A PSYCHOLOGIST who studied Oxford United football fans to develop his theories on crowd behaviour has died aged 67.

Dr Peter Marsh was a former director of the club and researcher at Oxford University and Oxford Brookes University.

His pioneering studies into the behaviour of “football hooligans”, published in the 1978 book The Rules of Disorder, rejected the idea that the actions of fans at matches were mindless and recognised that life on the terraces was, for some young people, more meaningful than life in school.

His astute observations were made (in agreement with the club and its followers) by video-recording spectators while they watched games from the London Road stands at the Manor Ground.

In 1989 he also founded Oxford research group MCM Research, as well as the Social Issues Research Centre (SIRC) in 1997.

Peter Marsh was born in Leeds, West Yorkshire on September 15, 1946, to parents William and Annie.

The son of a bricklayer, he went to a number of different schools before becoming a social worker.

He moved to Oxford in 1968 to read social studies at Ruskin College and went on to do a degree in psychology at University College, which he followed with a doctorate.
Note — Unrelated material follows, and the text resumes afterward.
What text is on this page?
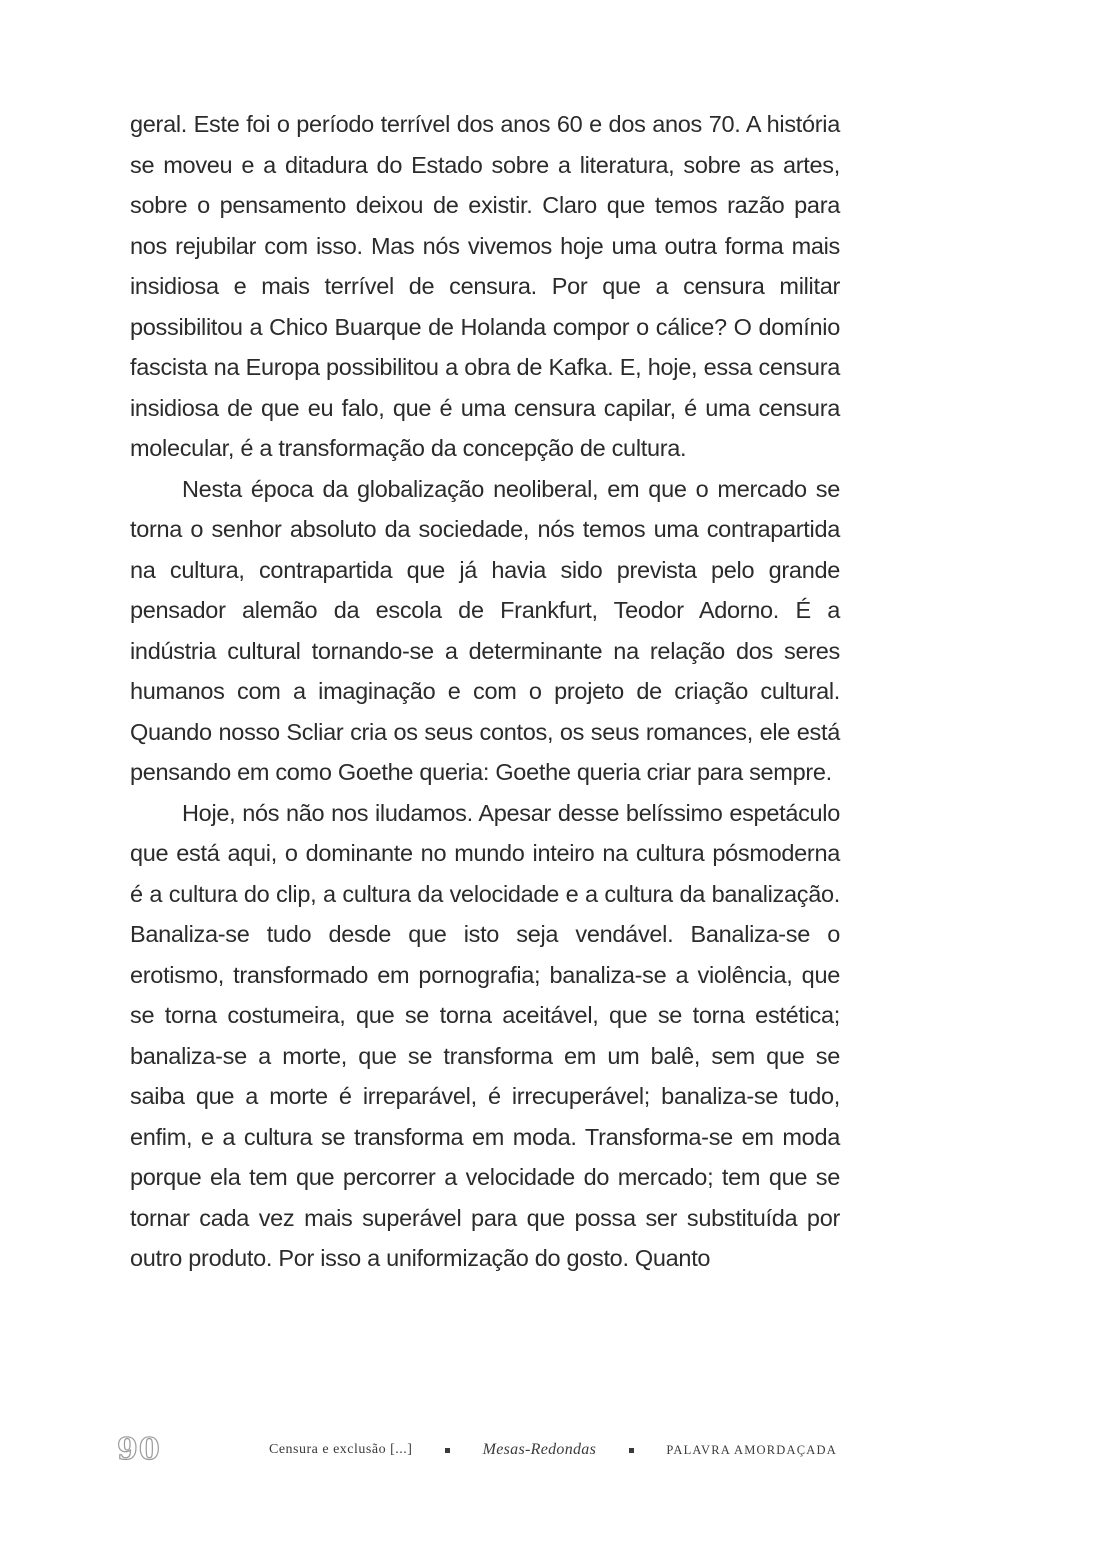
geral. Este foi o período terrível dos anos 60 e dos anos 70. A história se moveu e a ditadura do Estado sobre a literatura, sobre as artes, sobre o pensamento deixou de existir. Claro que temos razão para nos rejubilar com isso. Mas nós vivemos hoje uma outra forma mais insidiosa e mais terrível de censura. Por que a censura militar possibilitou a Chico Buarque de Holanda compor o cálice? O domínio fascista na Europa possibilitou a obra de Kafka. E, hoje, essa censura insidiosa de que eu falo, que é uma censura capilar, é uma censura molecular, é a transformação da concepção de cultura.

Nesta época da globalização neoliberal, em que o mercado se torna o senhor absoluto da sociedade, nós temos uma contrapartida na cultura, contrapartida que já havia sido prevista pelo grande pensador alemão da escola de Frankfurt, Teodor Adorno. É a indústria cultural tornando-se a determinante na relação dos seres humanos com a imaginação e com o projeto de criação cultural. Quando nosso Scliar cria os seus contos, os seus romances, ele está pensando em como Goethe queria: Goethe queria criar para sempre.

Hoje, nós não nos iludamos. Apesar desse belíssimo espetáculo que está aqui, o dominante no mundo inteiro na cultura pósmoderna é a cultura do clip, a cultura da velocidade e a cultura da banalização. Banaliza-se tudo desde que isto seja vendável. Banaliza-se o erotismo, transformado em pornografia; banaliza-se a violência, que se torna costumeira, que se torna aceitável, que se torna estética; banaliza-se a morte, que se transforma em um balê, sem que se saiba que a morte é irreparável, é irrecuperável; banaliza-se tudo, enfim, e a cultura se transforma em moda. Transforma-se em moda porque ela tem que percorrer a velocidade do mercado; tem que se tornar cada vez mais superável para que possa ser substituída por outro produto. Por isso a uniformização do gosto. Quanto

90	Censura e exclusão [...]	Mesas-Redondas	PALAVRA AMORDAÇADA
He married his wife, Patricia (nee Sebeston), in Cuckfield, Sussex on March 18, 1967.

During his research into Oxford United’s football fans, which he started in 1974, he interviewed more than 50 supporters and would also travel with them to away games.

His findings exposed self-imposed rules and hierarchies which outside observers previously refused to acknowledge.

“There are rules about where you stand,” he told the Mail’s sister paper The Oxford Times in 1975.

“You have an end and you don’t go down to the other one. And there is also your position on the terrace.

“You stand at the back in full gear until you’ve established your toughness and move towards the front.”

His findings identified “town boys”, “aggro leaders”, “rowdies”, “novices” and “nutters”.

He also claimed that sometimes the intervention of police in matches actually made fights more likely to break out, a suggestion that ruffled many feathers at the time.

He was appointed director at Oxford United in January 1978, after setting up the London Road Travel Club, and came to be known as a well-respected voice of the supporters.

He left as director in 1982, but kept campaigning in support of the club during its financial woes.

He said: “I know a lot of the fans, many who live near me in East Oxford.

“That is why I still take my place in the London Road end at games.”

In 1979 he visited America with colleague Dr Anne Campbell to study gangland culture in New York and Chicago.

With the help of the New York police force they explored slum areas in Brooklyn, a place of buildings gutted by fire bombs and 60 per cent unemployment.

On his return he said: “We met kids of 14 and 15 who had actually killed people – we saw the police evidence – and on one or two occasions we saw the scars on the kids involved.

“In the United States there is less talk and more action, in crude terms. “Kids over here talk a lot.”

That same year he became a senior lecturer at Oxford Polytechnic, a position he held until 1989.

During that time he studied aggression in women, as well as violent pub encounters.

Peter Marsh died on June 9. A funeral took place in the Ultimate Picture Palace, Oxford on Friday, June 20.

He is survived by his wife Patricia, his children, Jessica, 43, and James, 39, and two grandchildren, Emily, 13, and Finlay, 10.